Concept and reference implementation
(C) Matthias Wegner, cimt ag
Creative Commons License CC BY-ND 4.0
This repository contains the documentation of the "Data Vault Description Pipeline" concept and a reference implementation with multiple test cases and examples.
The Data Vault Pipeline Description(DPVD) defines a document syntax to describle all metadata, that is needed to implement a process wich loads one source object into a data vault model.
This provides a standardized interface between all steps of the implementation workflow and allows a decoupling between the tools, that are used during design and implementation. As a document, the DVPD also represents a encapsulated deployable artifact and therefore supports the implementation of automated CI/CD workflows.
Full Documentation is in this repository.
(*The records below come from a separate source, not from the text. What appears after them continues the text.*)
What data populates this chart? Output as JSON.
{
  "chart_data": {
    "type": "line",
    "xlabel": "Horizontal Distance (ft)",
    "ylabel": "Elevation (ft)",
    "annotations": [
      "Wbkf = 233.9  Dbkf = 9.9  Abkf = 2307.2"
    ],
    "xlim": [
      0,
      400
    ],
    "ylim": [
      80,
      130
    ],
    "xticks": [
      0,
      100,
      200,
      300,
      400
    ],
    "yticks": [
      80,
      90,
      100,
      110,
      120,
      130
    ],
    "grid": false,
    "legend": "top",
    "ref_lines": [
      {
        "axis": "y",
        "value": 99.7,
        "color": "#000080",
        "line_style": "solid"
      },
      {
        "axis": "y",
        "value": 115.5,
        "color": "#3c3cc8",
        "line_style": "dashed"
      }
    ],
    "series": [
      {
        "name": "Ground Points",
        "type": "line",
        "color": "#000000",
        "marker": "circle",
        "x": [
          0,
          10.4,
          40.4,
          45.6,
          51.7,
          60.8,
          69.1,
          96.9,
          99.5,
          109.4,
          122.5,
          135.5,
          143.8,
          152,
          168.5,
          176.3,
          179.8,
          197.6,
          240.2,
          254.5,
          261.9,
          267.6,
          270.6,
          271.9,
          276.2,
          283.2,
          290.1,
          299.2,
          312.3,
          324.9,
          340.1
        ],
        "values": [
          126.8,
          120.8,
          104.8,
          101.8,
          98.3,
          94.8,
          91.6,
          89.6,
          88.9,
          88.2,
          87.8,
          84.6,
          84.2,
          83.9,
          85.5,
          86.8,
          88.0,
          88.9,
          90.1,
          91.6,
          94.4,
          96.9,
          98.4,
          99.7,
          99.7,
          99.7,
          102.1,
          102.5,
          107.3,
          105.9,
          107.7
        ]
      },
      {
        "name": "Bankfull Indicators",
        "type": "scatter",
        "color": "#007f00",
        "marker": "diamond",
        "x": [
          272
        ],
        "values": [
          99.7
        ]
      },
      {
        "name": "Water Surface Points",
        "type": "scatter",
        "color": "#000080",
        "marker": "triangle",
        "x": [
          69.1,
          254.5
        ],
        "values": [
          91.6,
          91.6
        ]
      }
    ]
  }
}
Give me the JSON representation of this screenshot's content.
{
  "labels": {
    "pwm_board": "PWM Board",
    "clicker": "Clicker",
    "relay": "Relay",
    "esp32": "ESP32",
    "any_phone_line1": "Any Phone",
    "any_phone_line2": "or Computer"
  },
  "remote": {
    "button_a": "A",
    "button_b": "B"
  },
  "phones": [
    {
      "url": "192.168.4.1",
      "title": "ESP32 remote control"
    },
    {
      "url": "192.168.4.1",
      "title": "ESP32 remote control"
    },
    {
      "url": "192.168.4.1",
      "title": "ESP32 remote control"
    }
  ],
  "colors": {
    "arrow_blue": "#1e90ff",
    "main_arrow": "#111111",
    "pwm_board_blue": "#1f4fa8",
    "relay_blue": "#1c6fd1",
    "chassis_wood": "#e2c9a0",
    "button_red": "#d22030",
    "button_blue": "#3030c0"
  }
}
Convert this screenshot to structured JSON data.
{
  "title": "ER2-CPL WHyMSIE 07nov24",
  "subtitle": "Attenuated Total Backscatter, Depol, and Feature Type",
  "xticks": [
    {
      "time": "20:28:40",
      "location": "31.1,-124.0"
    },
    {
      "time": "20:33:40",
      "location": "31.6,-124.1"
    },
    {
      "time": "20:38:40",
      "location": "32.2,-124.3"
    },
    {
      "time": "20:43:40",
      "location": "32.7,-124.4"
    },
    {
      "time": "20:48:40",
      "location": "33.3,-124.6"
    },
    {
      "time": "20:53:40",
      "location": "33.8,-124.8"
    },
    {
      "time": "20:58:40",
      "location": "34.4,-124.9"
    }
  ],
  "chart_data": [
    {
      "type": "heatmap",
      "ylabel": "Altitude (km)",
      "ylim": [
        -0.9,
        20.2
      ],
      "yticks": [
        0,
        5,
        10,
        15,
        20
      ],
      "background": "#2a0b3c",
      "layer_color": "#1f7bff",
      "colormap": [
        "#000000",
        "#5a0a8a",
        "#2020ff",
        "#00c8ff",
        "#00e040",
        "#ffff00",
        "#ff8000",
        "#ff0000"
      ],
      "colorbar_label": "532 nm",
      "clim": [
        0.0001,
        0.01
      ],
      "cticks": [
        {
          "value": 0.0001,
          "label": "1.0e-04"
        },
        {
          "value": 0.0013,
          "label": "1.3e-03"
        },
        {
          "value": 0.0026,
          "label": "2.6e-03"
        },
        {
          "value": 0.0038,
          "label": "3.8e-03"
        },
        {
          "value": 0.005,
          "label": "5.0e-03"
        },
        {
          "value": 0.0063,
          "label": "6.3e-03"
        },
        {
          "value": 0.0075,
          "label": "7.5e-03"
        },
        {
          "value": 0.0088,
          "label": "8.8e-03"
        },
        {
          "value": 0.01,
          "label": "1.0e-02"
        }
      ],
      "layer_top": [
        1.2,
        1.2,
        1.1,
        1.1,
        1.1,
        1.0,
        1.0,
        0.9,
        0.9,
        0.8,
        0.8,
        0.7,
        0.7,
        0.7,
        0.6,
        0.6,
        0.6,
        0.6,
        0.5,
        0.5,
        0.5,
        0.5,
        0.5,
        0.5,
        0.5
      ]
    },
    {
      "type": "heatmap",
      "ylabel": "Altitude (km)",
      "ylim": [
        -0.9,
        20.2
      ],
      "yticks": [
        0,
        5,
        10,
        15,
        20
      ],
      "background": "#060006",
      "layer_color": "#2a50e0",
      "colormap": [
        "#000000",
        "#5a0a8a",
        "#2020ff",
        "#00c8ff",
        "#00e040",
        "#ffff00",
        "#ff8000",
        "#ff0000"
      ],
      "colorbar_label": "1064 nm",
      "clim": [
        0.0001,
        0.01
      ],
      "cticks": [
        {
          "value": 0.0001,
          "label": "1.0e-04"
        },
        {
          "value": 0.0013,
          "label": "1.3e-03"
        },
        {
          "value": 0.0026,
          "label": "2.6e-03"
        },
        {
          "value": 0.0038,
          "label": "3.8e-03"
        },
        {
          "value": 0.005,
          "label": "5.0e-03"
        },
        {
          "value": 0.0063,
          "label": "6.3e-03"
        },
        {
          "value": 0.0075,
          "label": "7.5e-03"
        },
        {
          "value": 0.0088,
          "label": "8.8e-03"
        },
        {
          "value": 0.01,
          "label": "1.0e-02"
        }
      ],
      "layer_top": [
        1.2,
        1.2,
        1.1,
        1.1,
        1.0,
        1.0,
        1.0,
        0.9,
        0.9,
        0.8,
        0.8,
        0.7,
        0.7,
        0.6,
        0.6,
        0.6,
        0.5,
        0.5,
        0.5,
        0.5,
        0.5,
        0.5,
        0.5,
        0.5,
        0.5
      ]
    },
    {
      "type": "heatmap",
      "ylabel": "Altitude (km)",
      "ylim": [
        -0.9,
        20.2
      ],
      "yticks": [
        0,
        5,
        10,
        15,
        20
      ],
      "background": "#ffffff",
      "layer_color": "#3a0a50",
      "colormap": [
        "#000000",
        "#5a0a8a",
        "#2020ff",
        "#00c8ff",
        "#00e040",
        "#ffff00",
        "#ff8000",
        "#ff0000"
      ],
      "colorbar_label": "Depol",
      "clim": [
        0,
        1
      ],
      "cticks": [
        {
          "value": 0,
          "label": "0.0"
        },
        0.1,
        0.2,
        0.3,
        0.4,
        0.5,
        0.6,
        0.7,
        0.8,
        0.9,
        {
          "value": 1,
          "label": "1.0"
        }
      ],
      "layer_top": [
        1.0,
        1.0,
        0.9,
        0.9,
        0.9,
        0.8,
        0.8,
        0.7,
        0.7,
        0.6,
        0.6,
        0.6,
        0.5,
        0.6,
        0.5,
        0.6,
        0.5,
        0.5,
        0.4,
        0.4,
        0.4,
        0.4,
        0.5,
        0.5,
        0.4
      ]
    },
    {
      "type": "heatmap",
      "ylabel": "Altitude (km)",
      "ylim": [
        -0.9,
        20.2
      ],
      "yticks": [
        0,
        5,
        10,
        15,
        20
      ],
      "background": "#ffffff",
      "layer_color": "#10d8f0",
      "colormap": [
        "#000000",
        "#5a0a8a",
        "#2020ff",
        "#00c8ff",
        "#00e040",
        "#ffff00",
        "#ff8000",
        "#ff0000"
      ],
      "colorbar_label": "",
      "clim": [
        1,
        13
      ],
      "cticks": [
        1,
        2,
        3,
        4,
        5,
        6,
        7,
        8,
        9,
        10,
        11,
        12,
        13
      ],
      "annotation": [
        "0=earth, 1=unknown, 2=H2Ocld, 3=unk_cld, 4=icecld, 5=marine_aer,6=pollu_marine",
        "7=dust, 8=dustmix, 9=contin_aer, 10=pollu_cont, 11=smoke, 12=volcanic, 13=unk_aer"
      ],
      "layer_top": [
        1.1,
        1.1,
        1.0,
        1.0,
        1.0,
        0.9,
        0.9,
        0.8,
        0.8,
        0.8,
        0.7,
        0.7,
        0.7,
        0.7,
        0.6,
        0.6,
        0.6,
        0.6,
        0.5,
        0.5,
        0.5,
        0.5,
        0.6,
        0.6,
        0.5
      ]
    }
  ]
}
Best start is DVPD_Introduction_and_orientation.md
Loading data into a data warehouse is a complex task even when using the Data Vault methods, wich provide a lot of standardization and generalization. Many tools and frameworks try to support the modelling and implementation process.
Functions needed are: Specification of the usecase, Specification and Analysis of source data structure, Modelling of the Data Vault and mapping of the data, implementing the load process (fetch data from source, transform and load to data vault model), deployment of the processes, schedule und execute processes, monitor progress. All these steps contain a deep complexity by themself. A product, that supports all of these phases in an equal appropriate excellency and functional flexibility, is nearly impossible to implement.*
So data warehouse platforms often contain a bundle of tools with a mix of commercial products and self written code. One major function needed in theses workflows is the communication of the metadata, that is forged during the analysis and modelling steps. This metadata is needed for the implementation, and in best case can be used to generate the processing automatically.
DVPD provides a format, to solve this problem.
*This product needs to solve a high varyity of scenarios, but from the perspecive of a single project, only a small amount is needed. You dont pay the price for 300 functions, when you only need 10 of them
- Description of the concept
- Reference of the core syntax of DVPD
- Analysis about the use case variations that should be covered by the syntax a. Data Mapping variation taxonomy a. Data Mapping dependend process generation a. Partitioned deletion scenarios
- Python Implementation of DVPDC Compiler
- Testsets
- Python examples of generator scipts for DDL/Documentation